Over a five decade career, Maxine Sullivan brought a light, subtle approach to jazz vocals that paved the way for the “Cool School" of singing.

Sullivan first came to New York in the summer of 1937. She said, “I auditioned every gin mill from 155th Street to the Onyx Club on 52nd Street." One of the owners of the Onyx, guitarist Carl Kress, gave her a job singing during intermissions.

There, she was discovered by pianist Claude Thornhill, who recorded her with a septet singing a swinging version of the Scottish folk song “Loch Lomond." It was a huge hit and became her signature. Maxine was still singing “Loch Lomond" to rave reviews when she was 74 years old in 1985.

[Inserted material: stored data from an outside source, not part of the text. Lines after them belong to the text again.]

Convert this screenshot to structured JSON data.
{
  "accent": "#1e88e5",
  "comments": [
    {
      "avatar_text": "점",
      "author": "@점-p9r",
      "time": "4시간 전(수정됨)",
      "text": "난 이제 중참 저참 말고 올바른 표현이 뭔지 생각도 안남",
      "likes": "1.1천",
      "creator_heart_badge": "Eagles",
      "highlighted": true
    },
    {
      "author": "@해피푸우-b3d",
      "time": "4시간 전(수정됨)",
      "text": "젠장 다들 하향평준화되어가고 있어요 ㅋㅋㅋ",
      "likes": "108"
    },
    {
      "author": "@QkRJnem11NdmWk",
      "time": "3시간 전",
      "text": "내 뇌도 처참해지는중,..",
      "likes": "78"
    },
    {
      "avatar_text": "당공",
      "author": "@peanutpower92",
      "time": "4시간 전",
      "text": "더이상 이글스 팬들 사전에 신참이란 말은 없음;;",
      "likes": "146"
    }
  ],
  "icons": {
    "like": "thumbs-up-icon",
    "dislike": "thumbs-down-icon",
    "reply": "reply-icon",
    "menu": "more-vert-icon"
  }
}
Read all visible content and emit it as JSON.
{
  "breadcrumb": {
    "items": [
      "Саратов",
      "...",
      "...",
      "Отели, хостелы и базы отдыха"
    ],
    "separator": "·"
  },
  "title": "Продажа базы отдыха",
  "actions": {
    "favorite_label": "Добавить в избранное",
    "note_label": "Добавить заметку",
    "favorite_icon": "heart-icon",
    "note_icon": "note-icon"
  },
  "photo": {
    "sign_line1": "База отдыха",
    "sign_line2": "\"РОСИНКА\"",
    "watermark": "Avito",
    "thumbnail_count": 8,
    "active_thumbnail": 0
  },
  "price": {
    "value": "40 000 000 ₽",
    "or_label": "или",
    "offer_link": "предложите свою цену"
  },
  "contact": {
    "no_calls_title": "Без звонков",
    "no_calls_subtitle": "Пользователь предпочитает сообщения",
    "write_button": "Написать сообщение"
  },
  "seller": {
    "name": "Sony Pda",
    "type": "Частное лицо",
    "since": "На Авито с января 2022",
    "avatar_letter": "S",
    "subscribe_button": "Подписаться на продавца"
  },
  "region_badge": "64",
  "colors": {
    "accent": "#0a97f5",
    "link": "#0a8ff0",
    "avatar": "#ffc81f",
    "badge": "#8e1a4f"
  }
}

While working at the Onyx Club, Sullivan met her husband, bassist John Kirby, who led his sextet, The Spirits of Rhythm. Kirby and Maxine became the first black hosts of a national radio series in 1939; Flow Gently, Sweet Rhythm, a weekly Sunday afternoon broadcast on CBS.

Maxine followed up on her hit “Loch Lomond" with other vintage folk tunes: “My Darling Nellie Gray," “I Dream of Jeannie," “Drink to Me Only with Thine Eyes," and “If I Had a Ribbon Bow." She once said, “I couldn't sing any song straight. I had no choice but to swing it."

This combination of old melodies with new rhythms became her trademark. Maxine's interpretation, with her lilting voice and precise enunciation, sounded very different from anyone else in jazz at the time. Her style suited the new small ensemble “chamber jazz" sound of the mid-1930s perfectly. In the 1940s, her sophisticated and elegant voice found a home at the popular supper club, Le Ruban Bleu, on the Upper East Side of Manhattan, where she sang for years.

Sullivan left the music business in the mid-'50s and became a trained nurse, but in 1968 she made a comeback, singing at festivals and playing valve trombone and flugelhorn. She appeared with the World's Greatest Jazz Band with Bobby Hackett and was a huge success at the 1972 Newport Jazz Festival. She continued her career into the 1980s, recording swing standards for Concord Records, often with saxophonist Scott Hamilton.